Tap to Pay offers customers a faster, more secure way to complete purchases without physical contact. By simply tapping their card, smartphone, or even a smartwatch on a terminal, transactions are processed instantly. The magic behind this is NFC (Near-Field Communication), a technology that securely transfers payment data over short distances. For merchants, Tap to Pay reduces checkout times and enhances customer convenience, creating a seamless payment experience for today’s fast-paced world.

Terminal

A terminal is your payment hub. Whether it’s a physical device in a store or a virtual setup for online payments, a terminal allows merchants to process transactions securely and efficiently. In face-to-face environments, it reads card details to complete payments, while virtual terminals or gateways power eCommerce businesses by enabling secure remote transactions.

Terminal ID (TID)

A Terminal ID is like a digital fingerprint for your payment terminal. Assigned by your payment processor, it tracks the source of each transaction, ensuring accountability and transparency. For merchants, understanding your TID is key to reconciling payments and resolving any issues quickly.

Tokenization

Tokenization is the ultimate shield for sensitive data. It works by replacing details like card numbers or account credentials with unique tokens that are meaningless on their own. For instance, a customer’s 16-digit card number is swapped with a token during payment, making it useless to hackers. Merchants benefit from added security while reducing the risks of data breaches, all without impacting the customer experience.

True Fraud

This happens when a stolen card or payment details are used without the real cardholder’s knowledge.

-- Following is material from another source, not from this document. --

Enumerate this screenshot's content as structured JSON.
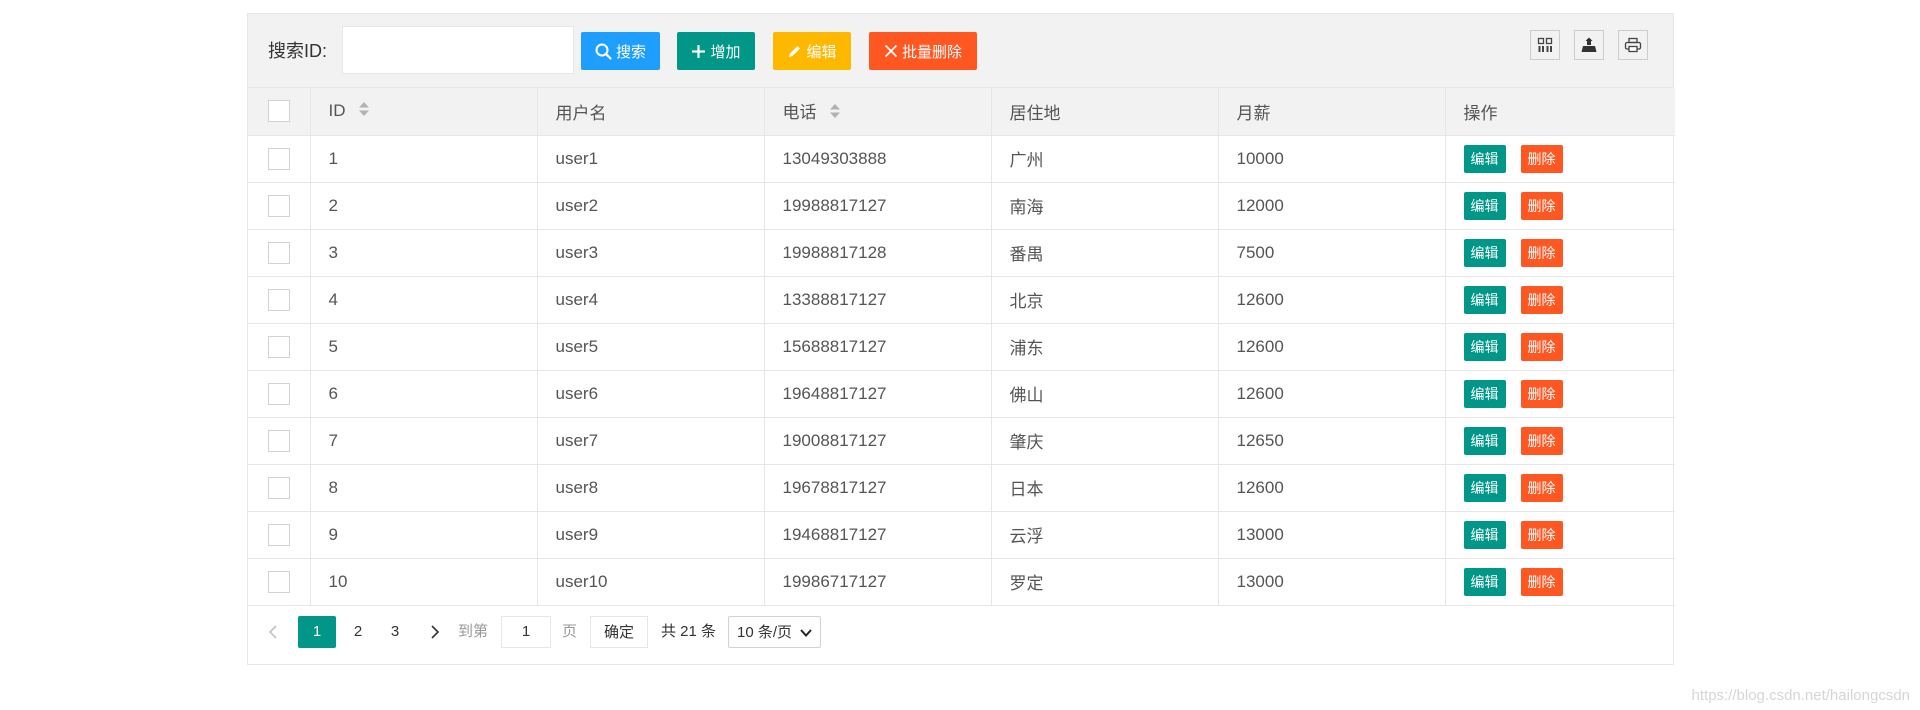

Since the actual owner didn’t authorize the transaction, they can dispute it, and the business usually ends up covering the loss. Strong fraud prevention measures help catch these transactions before they go through.

U

Underwriting

Underwriting is like a financial health check for your business. It’s the process payment providers use to evaluate your business model, finances, and risks before approving your merchant account. This step ensures you’re prepared to handle issues like chargebacks or refunds and can process payments securely. It starts during the application process and helps build a strong foundation for smooth payment operations.

User Interface (UI)

The user interface (UI) is how people interact with technology—it’s the “look and feel” of the tools you use. A great UI is intuitive, easy to navigate, and makes every action feel effortless. For merchants, a well-designed UI in payment systems ensures fast checkouts, fewer errors, and happier customers. Think of it as the bridge between the user and the system that turns complexity into simplicity.

V

Value Added Tax (VAT)

In Thailand, VAT is a consumption tax applied to most goods and services at every stage of production and distribution. Currently set at 7%, VAT is collected by businesses from customers and submitted to the Revenue Department. Businesses registered for VAT must issue tax invoices and file VAT returns regularly, making it a key part of managing compliance in the Thai market.

VisaNet

VisaNet is like the powerhouse behind Visa payments. It’s a global network that processes credit, debit, prepaid, and commercial card transactions securely and efficiently. Whether it’s a local swipe or an international purchase, VisaNet ensures the money moves quickly and accurately between banks, merchants, and customers.

Void

A void is like hitting the "undo" button on a transaction before it’s finalized. If a payment has been authorized but hasn’t yet been processed (settled), a void cancels it completely. Once the transaction settles, though, you’ll need to issue a refund instead of a void. It’s a quick way to correct errors or handle cancellations on the spot.